Chronic deterioration of graft function is observed in the case of both genotypes (I and IV) in comparison with the BKPyV-DNA-negative group. Comparison of creatinine, eGFR, and hematological parameters indicated that genotype IV showed less favorable values at the conclusion of the observation period (p = NS).
Ultimately, the question is whether we seek only to confirm the presence of BKPyV and its adverse effects, or to more effectively prevent infection progression. The BKPyV-DNAemia (>104) group selected in our study essentially confirms the poorest renal parameter outcomes, accompanied by reduced 24 h urine collection volumes, lower hematological values, and higher inflammatory markers—findings that are consistent with the literature [
54]. Classical models of risk assessment for the course of BKPyV infection based on biochemical parameters are no longer sufficient; there is a need for new algorithms taking into account the genetic polymorphism of the virus and the dynamics of its replication. It is no longer only a question of whether a patient has a BKPyV infection; we want to know what genotype is causing it, where and when it is replicating, what the pro-inflammatory and prothrombotic response is, and how it acts together with the immunosuppression profile. Until now, it has been assumed that the conflict following transplantation is between immunosuppression and rejection, but the present study indicates that a third factor—BKPyV infection—should be taken into account as well, in terms of both genetic polymorphism of the virus and its load. Thus, the equation has three components: immunosuppression–rejection–virus. Therefore, genotyping of the virus is necessary in practice. There is also a need to redefine “optimal immunosuppression”—instead of universal, rigid regimens, we should speak of a dynamic balance adjusted to varied replication of the virus. Only a holistic approach and integration of these three axes (genotype–load–immunosuppression) will enable true personalization of post-transplant care.
5. Conclusions
1. High BKPyV-DNAemia and DNAuria-BKPyV are risk factors for graft injury, the development of BKPyVAN and poorer prognosis for the transplanted organ.

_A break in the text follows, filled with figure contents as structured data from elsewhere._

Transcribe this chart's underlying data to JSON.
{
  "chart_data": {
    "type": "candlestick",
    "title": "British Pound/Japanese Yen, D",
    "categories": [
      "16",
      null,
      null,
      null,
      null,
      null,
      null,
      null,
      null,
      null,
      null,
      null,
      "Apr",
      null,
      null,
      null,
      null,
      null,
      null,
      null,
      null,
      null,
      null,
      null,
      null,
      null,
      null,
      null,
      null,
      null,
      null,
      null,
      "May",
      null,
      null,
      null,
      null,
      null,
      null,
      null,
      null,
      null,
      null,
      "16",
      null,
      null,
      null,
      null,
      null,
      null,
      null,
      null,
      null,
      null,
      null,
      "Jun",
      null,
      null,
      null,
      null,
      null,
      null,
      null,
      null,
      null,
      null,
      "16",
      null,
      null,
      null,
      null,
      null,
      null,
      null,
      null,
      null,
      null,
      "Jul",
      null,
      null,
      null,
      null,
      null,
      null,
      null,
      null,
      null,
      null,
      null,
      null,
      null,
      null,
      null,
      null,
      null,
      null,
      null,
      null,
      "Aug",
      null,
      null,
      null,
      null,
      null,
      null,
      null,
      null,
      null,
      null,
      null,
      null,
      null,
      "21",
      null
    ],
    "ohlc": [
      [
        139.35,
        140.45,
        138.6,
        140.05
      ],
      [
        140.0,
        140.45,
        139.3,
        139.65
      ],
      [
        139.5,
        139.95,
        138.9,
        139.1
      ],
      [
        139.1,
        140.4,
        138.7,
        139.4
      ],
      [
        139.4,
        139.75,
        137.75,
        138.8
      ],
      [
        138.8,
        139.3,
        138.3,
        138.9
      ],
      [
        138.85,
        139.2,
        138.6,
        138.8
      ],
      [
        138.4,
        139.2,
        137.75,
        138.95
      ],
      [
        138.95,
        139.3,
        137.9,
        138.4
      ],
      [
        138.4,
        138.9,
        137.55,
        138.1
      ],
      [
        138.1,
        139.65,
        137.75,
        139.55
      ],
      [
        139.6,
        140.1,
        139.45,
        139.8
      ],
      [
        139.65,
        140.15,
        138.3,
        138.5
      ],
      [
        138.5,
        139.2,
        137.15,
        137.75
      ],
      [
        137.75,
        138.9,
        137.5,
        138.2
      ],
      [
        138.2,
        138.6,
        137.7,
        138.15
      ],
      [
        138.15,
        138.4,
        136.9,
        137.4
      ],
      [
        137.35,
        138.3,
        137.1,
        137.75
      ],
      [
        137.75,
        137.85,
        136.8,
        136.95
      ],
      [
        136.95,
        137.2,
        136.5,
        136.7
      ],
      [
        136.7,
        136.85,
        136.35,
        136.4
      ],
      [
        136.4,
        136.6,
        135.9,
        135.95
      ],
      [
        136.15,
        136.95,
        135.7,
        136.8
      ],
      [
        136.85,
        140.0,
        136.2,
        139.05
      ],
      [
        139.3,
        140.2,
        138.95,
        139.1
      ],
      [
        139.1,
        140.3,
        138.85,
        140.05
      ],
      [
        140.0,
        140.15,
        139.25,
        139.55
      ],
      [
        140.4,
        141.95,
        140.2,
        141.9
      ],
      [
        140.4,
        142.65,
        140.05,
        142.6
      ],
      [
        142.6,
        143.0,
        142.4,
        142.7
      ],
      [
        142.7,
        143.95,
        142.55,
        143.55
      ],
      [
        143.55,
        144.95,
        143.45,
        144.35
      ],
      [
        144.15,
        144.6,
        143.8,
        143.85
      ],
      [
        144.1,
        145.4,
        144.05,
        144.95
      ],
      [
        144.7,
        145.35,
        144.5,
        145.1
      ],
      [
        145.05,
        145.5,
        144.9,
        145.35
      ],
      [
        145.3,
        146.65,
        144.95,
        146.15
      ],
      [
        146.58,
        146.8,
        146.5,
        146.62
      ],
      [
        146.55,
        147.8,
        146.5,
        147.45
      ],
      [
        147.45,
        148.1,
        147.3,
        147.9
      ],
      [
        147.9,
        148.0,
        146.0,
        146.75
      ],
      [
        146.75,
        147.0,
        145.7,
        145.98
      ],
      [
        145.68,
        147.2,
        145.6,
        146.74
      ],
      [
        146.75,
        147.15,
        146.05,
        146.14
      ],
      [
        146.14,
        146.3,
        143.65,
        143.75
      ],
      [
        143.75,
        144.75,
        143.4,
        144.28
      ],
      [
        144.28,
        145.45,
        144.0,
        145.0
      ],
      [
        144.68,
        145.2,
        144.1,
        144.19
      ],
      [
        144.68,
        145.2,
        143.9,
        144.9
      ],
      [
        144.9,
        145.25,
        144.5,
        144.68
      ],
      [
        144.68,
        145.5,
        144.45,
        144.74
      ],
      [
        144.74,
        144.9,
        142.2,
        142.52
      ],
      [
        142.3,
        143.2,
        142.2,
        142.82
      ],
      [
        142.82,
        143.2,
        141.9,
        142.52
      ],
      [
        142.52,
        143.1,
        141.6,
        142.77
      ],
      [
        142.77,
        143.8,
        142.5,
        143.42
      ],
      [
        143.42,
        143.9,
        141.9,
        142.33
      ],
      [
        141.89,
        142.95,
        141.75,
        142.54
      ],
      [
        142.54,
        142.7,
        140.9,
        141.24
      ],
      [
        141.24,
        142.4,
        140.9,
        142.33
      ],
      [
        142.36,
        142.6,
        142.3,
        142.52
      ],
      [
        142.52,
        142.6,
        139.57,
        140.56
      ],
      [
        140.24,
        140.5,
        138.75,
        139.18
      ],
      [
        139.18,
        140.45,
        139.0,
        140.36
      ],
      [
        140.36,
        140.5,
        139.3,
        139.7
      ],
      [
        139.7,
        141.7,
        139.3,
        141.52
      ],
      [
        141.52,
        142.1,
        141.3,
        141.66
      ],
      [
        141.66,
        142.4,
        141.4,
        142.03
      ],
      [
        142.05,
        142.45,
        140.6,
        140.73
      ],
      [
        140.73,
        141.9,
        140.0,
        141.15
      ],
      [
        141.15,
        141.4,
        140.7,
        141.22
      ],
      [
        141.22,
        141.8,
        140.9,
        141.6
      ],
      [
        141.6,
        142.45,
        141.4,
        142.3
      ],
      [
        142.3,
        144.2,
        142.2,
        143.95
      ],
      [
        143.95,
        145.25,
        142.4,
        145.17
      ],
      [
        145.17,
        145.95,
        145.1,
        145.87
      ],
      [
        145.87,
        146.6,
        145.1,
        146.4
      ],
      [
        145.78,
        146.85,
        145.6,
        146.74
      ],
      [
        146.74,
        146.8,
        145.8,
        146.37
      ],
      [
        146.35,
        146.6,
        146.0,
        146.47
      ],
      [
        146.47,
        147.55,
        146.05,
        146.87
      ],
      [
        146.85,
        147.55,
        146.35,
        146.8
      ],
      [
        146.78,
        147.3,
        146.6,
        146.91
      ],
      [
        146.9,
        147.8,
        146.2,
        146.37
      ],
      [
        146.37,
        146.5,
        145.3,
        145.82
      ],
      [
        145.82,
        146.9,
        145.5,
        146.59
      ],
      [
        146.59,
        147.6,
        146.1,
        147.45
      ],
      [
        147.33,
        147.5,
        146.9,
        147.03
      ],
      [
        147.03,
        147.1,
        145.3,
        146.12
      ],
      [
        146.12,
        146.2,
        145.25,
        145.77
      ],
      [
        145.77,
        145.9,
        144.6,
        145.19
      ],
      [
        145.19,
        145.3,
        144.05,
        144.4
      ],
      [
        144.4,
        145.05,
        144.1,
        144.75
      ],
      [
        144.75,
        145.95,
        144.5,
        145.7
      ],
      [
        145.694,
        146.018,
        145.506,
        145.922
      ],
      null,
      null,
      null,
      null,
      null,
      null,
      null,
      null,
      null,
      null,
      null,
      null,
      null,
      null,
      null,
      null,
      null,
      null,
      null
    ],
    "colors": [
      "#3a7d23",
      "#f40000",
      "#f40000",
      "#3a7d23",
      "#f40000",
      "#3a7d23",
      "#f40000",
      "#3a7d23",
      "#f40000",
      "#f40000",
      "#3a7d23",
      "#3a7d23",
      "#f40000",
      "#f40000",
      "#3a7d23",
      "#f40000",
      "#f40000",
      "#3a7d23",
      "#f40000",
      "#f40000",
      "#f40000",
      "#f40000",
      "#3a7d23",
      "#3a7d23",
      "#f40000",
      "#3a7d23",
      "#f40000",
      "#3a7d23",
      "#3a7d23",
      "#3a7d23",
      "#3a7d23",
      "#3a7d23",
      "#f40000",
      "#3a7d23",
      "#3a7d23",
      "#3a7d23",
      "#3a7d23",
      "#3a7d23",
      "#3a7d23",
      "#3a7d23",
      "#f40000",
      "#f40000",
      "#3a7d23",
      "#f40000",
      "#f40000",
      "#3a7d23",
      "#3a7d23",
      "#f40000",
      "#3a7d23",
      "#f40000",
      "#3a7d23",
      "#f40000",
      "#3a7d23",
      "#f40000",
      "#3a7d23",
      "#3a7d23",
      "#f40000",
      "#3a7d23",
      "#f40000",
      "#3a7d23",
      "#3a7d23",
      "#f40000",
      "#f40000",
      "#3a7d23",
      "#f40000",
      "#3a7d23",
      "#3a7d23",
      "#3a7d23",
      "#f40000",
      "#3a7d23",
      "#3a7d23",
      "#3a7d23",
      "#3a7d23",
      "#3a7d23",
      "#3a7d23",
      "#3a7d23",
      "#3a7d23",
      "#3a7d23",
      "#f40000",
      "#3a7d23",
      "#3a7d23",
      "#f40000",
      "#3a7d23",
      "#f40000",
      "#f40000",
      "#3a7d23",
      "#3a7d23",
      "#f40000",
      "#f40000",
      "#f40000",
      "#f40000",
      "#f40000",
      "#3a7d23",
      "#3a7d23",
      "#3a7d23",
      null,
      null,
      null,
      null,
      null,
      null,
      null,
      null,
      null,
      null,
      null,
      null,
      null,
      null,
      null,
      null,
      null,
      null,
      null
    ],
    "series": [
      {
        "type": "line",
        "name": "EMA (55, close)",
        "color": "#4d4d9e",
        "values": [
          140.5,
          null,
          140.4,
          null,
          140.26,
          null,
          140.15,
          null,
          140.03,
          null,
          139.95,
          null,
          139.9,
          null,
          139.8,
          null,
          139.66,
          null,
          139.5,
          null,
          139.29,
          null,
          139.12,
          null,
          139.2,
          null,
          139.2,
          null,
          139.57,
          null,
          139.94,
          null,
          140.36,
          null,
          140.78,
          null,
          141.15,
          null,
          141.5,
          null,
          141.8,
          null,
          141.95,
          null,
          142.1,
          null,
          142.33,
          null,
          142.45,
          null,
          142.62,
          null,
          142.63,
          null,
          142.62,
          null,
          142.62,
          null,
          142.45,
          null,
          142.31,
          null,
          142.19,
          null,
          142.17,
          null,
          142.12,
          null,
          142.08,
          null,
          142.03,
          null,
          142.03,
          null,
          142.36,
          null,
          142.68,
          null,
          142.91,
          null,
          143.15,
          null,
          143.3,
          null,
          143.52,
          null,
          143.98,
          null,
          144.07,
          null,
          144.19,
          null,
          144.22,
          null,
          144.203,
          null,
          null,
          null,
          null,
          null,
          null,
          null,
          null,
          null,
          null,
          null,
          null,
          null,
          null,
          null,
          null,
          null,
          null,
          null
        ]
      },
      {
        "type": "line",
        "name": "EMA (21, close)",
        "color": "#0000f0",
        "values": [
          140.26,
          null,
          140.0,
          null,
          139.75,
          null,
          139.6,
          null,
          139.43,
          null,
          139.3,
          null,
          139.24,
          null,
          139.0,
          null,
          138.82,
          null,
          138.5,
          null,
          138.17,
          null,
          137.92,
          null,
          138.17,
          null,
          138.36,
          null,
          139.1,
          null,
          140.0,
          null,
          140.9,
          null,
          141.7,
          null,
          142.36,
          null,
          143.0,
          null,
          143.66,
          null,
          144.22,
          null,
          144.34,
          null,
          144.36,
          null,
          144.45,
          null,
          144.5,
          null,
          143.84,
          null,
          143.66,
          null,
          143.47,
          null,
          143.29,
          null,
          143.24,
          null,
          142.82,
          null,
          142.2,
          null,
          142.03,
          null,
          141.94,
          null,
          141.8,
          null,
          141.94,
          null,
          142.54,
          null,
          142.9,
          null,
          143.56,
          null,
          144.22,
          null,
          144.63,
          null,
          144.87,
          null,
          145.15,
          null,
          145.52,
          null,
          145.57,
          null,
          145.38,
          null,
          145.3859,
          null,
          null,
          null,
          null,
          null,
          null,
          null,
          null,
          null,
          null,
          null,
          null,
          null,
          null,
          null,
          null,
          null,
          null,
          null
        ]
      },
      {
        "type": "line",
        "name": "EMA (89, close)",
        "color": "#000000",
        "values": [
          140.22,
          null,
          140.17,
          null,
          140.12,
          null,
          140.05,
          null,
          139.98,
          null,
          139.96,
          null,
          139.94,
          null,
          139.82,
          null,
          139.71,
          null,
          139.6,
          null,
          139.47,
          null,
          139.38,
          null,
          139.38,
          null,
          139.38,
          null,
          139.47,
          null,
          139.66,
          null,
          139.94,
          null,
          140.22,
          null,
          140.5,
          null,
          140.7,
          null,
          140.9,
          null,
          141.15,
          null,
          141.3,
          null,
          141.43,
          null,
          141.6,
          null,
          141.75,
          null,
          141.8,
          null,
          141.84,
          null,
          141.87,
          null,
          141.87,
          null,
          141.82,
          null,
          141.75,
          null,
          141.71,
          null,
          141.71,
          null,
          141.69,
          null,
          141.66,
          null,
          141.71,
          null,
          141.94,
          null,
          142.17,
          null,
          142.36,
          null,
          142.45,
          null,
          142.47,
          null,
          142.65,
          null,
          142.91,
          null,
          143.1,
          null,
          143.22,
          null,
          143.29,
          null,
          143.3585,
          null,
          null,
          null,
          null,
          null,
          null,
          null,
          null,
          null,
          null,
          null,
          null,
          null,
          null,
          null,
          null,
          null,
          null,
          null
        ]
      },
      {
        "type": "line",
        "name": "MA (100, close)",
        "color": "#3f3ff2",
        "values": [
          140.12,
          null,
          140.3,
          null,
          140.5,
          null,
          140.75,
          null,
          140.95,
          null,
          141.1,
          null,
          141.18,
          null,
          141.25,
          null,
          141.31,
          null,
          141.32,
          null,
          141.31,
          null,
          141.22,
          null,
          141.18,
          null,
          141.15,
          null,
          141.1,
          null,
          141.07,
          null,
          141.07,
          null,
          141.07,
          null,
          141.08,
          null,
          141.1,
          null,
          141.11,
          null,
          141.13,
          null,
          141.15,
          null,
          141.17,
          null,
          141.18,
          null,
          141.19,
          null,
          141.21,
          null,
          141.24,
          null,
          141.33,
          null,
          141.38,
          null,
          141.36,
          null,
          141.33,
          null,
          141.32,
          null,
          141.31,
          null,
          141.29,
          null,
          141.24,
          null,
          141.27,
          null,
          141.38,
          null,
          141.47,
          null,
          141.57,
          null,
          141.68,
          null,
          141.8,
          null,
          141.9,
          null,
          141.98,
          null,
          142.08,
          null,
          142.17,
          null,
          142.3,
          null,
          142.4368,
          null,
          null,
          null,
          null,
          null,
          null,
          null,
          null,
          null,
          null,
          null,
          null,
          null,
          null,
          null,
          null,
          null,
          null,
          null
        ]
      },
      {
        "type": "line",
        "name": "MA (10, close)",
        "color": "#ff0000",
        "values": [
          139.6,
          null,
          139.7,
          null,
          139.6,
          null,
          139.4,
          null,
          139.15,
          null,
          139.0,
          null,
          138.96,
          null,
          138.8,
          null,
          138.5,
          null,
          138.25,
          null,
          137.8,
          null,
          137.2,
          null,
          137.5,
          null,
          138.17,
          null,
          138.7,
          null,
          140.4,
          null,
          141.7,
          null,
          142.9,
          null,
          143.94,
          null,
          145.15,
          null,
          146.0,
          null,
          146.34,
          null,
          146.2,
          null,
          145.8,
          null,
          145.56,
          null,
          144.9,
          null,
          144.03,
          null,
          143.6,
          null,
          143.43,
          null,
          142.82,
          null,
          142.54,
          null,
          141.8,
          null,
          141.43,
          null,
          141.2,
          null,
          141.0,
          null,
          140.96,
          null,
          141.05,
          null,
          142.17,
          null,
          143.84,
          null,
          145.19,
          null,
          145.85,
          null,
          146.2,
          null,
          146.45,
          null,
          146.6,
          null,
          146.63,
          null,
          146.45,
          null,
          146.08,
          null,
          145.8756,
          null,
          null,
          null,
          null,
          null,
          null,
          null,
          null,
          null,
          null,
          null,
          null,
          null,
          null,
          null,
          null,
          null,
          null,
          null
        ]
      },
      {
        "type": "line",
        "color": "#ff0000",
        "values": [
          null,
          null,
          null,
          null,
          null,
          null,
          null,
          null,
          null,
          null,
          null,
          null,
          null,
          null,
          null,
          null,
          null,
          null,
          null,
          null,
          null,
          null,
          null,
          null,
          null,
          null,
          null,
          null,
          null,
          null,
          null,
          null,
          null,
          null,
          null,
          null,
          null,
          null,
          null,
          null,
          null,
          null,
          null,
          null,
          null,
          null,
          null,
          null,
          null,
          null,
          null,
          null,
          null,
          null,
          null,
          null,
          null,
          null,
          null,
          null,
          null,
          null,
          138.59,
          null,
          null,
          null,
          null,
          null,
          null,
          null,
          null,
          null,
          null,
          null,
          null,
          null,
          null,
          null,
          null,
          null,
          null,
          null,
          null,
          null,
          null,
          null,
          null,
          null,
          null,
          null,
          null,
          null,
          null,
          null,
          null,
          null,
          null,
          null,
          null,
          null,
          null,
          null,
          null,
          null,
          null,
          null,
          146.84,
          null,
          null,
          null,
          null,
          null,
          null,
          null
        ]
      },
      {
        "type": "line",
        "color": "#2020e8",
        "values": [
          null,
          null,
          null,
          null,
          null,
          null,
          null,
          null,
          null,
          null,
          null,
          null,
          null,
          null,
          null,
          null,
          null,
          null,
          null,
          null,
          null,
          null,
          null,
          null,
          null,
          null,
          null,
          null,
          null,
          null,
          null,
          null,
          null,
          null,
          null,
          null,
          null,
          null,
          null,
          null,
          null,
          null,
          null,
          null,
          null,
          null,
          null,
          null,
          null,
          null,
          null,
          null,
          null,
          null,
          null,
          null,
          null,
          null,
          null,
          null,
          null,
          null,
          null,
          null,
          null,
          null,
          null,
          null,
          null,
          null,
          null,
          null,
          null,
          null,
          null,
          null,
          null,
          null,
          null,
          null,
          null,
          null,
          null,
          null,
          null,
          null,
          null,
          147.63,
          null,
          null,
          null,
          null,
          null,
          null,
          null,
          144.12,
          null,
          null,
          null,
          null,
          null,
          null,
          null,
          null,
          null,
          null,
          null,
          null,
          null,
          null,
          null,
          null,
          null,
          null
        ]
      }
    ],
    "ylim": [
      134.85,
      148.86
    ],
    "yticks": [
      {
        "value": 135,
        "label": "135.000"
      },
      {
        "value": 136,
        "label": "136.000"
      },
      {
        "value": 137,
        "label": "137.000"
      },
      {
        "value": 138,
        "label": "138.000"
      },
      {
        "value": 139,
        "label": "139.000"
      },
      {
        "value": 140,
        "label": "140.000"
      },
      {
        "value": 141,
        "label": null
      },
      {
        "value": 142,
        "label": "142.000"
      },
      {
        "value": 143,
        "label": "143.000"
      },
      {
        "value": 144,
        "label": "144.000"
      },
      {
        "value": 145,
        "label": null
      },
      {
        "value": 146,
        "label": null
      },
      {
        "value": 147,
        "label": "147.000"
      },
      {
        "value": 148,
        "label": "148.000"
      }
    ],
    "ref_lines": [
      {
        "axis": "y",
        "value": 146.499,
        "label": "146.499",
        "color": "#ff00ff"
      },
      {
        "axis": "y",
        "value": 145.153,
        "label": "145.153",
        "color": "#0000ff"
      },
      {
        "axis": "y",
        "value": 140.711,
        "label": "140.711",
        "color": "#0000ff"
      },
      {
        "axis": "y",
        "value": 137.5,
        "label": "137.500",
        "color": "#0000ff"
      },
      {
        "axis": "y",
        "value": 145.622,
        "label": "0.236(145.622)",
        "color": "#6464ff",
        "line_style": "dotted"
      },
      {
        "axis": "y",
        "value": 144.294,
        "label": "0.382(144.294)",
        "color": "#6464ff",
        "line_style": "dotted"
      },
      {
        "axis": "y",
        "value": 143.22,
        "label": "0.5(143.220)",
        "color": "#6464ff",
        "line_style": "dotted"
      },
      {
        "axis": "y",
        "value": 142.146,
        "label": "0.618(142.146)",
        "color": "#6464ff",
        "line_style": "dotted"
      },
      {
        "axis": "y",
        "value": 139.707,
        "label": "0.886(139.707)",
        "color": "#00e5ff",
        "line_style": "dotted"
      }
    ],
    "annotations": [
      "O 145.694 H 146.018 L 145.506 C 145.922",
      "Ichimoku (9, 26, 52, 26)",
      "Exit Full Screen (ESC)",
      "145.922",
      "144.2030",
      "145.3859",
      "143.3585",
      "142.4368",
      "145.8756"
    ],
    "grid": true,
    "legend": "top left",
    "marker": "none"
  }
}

2. Without discounting the possibility of transfer of BKPyV infection together with the donor’s organ, our data suggest that the infection is already present at the dialysis stage and is waiting for favorable conditions for further progression, which occur after RTx.

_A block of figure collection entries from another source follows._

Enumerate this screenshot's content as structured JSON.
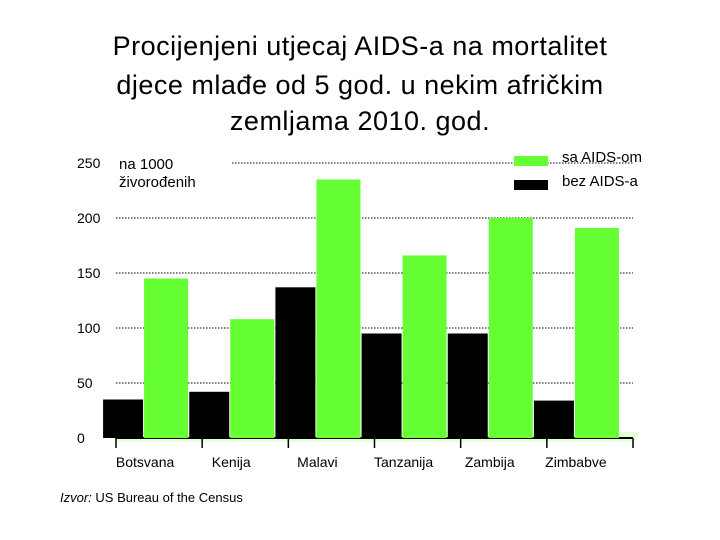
{
  "title_lines": [
    "Procijenjeni utjecaj AIDS-a na mortalitet",
    "djece mlađe od 5 god. u nekim afričkim",
    "zemljama 2010. god."
  ],
  "source": {
    "label": "Izvor:",
    "text": " US Bureau of  the Census"
  },
  "colors": {
    "with_aids": "#66ff33",
    "without_aids": "#000000",
    "floor": "#e6ffd9"
  },
  "chart_data": {
    "type": "bar",
    "categories": [
      "Botsvana",
      "Kenija",
      "Malavi",
      "Tanzanija",
      "Zambija",
      "Zimbabve"
    ],
    "series": [
      {
        "name": "sa AIDS-om",
        "values": [
          145,
          108,
          235,
          166,
          200,
          191
        ]
      },
      {
        "name": "bez AIDS-a",
        "values": [
          35,
          42,
          137,
          95,
          95,
          34
        ]
      }
    ],
    "ylabel": "na 1000 živorođenih",
    "ylabel_lines": [
      "na 1000",
      "živorođenih"
    ],
    "yticks": [
      0,
      50,
      100,
      150,
      200,
      250
    ],
    "ylim": [
      0,
      250
    ],
    "grid": true,
    "legend_position": "top-right"
  }
}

3. DNAuria-BKPyV precedes BKPyV-DNAemia, affects a larger group of patients, and has a greater and more easily detected viral load, which makes it not only an earlier marker, but also a key predictive marker of greater clinical value than later detection of the virus in serum alone.
4. A priori to RTx, a statistically significant difference in hematological values of BKPyV-DNAemia-positive/-negative groups was noted. No other differences in inflammatory, nutritional, renal function parameters or in 24 h urine collection were recorded.

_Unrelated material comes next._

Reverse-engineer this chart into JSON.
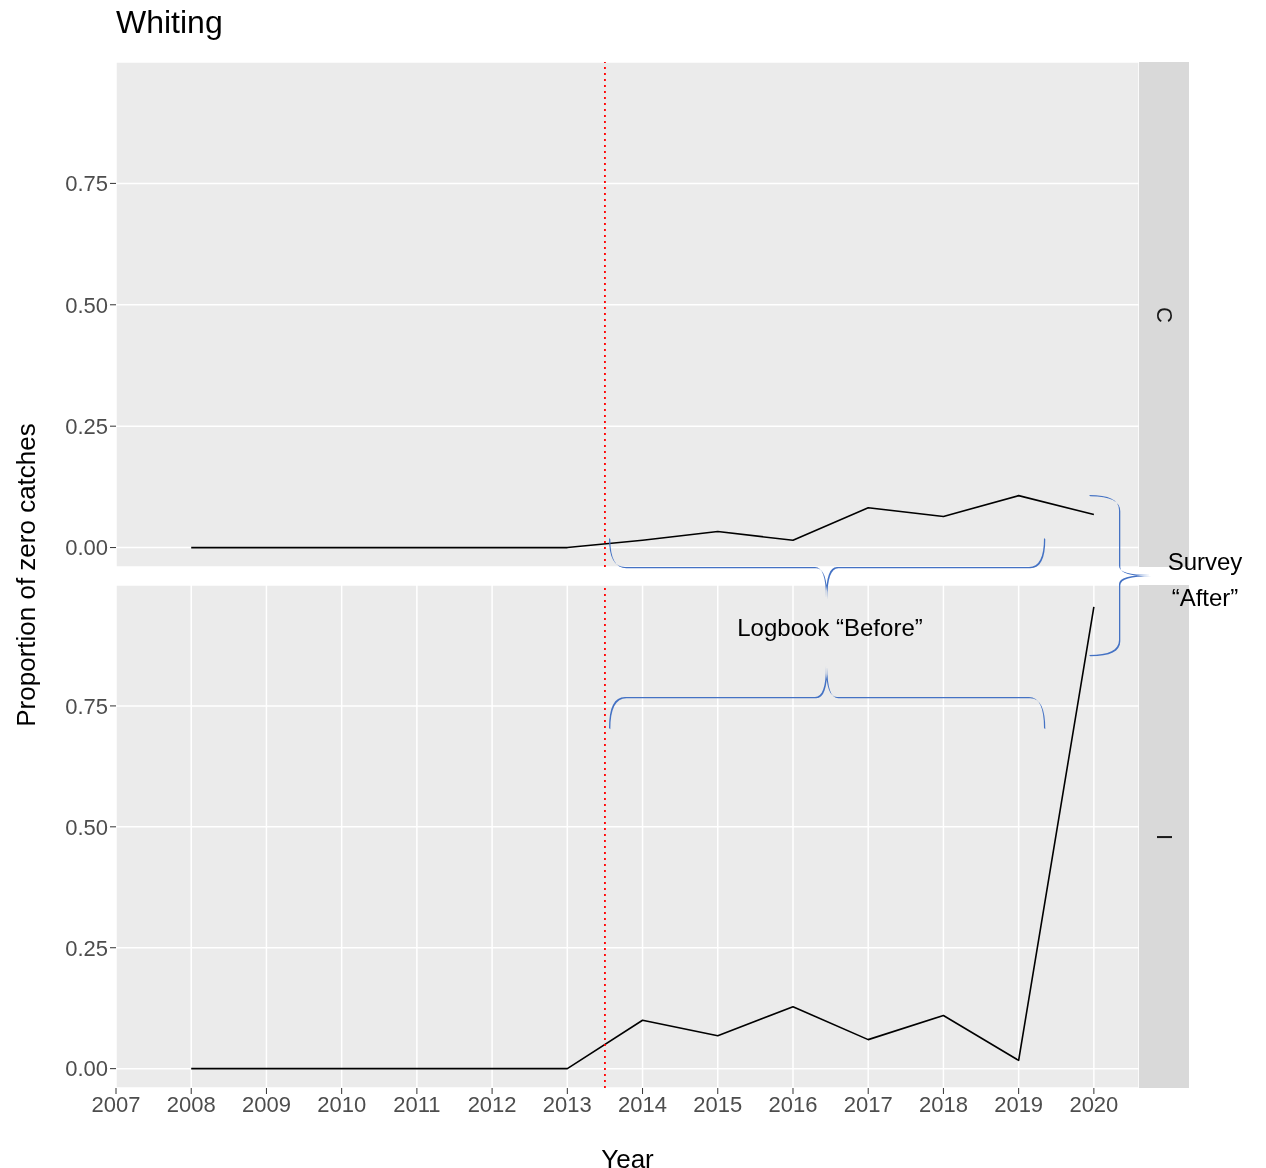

5. Post-RTx, increasingly after 6 months, rising DNAuria-BKPyV and BKPyV-DNAemia are accompanied by worsening signs of graft dysfunction, decreasing 24 h urine collection, and intensifying hematological abnormalities. These findings suggest that the damage is long-lasting and that therapeutic intervention should be initiated early to prevent BKPyVAN.
6. Genotype I is characterized by a rapid onset of viral load (3–6 months), whereas genotype IV shows later replication in the serum, a higher prevalence in serum than in urine, and the highest peak levels of DNAuria-BKPyV, which may be due to more effective evasion of the host’s immune mechanisms.
7. Classical models of risk assessment for the course of BKPyV infection based on biochemical parameters are no longer sufficient; there is a need for new algorithms taking into account the genetic polymorphism of the virus and the dynamics of its replication, the pro-inflammatory and prothrombotic response, and how it acts together with the immunosuppression profile.
8. There is a need to redefine “optimal immunosuppression”. Only a holistic approach comprising an integration of the three axes (genotype–load–immunosuppression) will enable true personalization of post-transplant care.
9. Early monitoring of DNAuria-BKPyV should be incorporated into classical screening and not merely as an addition to it.